Ahab finally makes his mission known. We learn that he is after the White Whale for taking his leg. He means to get him, damn the consequences. This is where I really need to pay attention to the message behind the story.


"Aye, aye! and I'll chase him round Good Hope, and round the Horn, and round the
Norway Maelstrom, and round perdition's flames before I give him up. And this is
what ye have shipped for, men! to chase that white whale on both sides of land,
and over all sides of earth, till he spouts black blood and rolls fin out. What
say ye, men, will ye splice hands on it, now? I think ye do look brave."


This is the great passage paraphrased by Khan in Star Trek II: The Wrath of Khan, one of my favorite movies. The book Moby Dick is clearly seen in the ship Botany Bay on Ceti Alpha V. Clearly, this is the substance of Ahab's one-tracked madness. He will not only chase the whale unto the eternal damnation of hell itself but take his whole crew with him, asking them to "splice hands" with him. This is the crux of the matter that will be called upon again in the analysis of this book. Its applications to the worldly realm is significant. A singular obsession of any person can be deemed their own "White Whale."

"but I came here to hunt whales, not my commander's vengeance."


Starbuck is the only one on board who mutters any kind of disapproval, acting as sort of the conscience of the crew.
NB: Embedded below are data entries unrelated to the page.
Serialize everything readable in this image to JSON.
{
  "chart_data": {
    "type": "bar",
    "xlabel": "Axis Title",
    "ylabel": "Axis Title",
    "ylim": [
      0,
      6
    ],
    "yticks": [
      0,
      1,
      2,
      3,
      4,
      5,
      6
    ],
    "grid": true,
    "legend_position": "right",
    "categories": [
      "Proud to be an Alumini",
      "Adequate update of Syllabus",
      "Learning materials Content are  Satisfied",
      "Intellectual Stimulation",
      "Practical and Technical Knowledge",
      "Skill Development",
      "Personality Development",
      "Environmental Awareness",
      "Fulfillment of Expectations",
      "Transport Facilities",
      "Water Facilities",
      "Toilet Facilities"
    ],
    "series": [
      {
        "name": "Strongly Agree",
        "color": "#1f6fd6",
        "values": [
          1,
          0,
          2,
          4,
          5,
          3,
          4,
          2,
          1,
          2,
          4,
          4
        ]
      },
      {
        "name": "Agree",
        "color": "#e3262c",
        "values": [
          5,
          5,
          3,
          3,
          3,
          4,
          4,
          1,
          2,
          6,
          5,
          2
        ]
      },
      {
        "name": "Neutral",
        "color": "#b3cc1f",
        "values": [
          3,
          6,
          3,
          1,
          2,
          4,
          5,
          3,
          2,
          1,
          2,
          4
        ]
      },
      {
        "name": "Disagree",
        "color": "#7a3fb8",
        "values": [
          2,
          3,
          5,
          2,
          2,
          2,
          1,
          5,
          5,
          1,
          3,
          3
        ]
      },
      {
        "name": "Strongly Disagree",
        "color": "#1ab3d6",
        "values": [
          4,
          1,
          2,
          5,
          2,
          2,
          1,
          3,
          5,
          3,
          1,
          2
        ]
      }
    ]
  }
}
Could you imagine signing on for a voyage to get as many whales as you can, the more you get, the greater your share of wealth, and then the crazy captain wants to hunt a single whale out in the middle of the Pacific?

"my vengeance will fetch a great premium here!"
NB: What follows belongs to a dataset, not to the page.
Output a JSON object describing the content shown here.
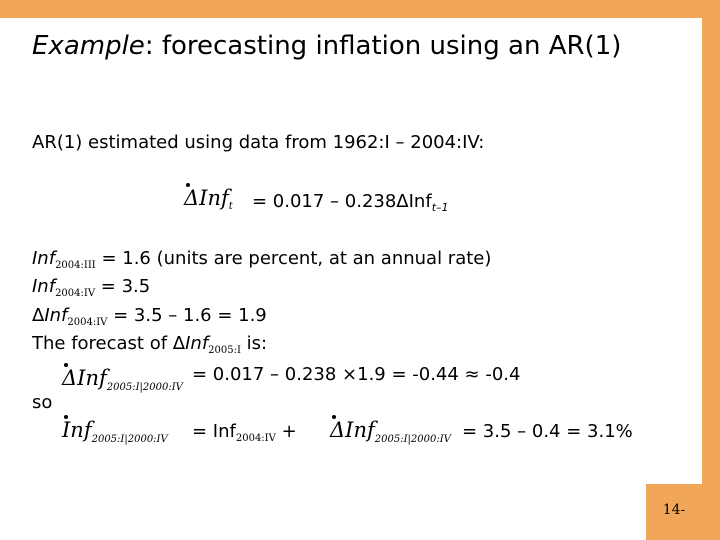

Ahab noticeably strikes his "chest," and the crew says it sounds "hollow." Has Ahab no soul? Did the whale take more than his leg? Will he not recover his soul unless this happens?

"Vengeance on a dumb brute!" cried Starbuck, "that simply smote thee from
blindest instinct! Madness! To be enraged with a dumb thing, Captain Ahab, seems
blasphemous."


Starbuck again states how he disapproves. This time though it specifically states being "blasphemous" with all the religious connotations that brings.

He tasks me; he heaps me; I see in him outrageous strength,
with an inscrutable malice sinewing it. That inscrutable thing is chiefly what I
hate...I will wreak that hate upon him. Talk not to me of blasphemy, man; I'd
strike the sun if it insulted me.


I really do love this line, also paraphrased in Star Trek II. This is another focus point, placing the White Whale on a pedestal. Ahab, as humanity, cannot be seen as being lesser strength than anything. Ahab sees the White Whale as desiring even more ill in the world, the "malice," however, Ahab cannot understand it; it's "inscrutable." Could this be anything in life--or is it religious too?

Death to Moby Dick! God hunt us all, if we do not hunt Moby
Dick to his death!


Like a congregation of worshippers, the men drink to this phrase, like Communion, and shouted out together.

The hardest part to reading this chapter, as I came in after reading it out on our porch, is that I had to wait 189 pages for it. In a modern novel, this scene would come first and then all the other stuff would flashback to how Ishmael got into this predicament. And they would have also cut out all that Cetology whale science crap.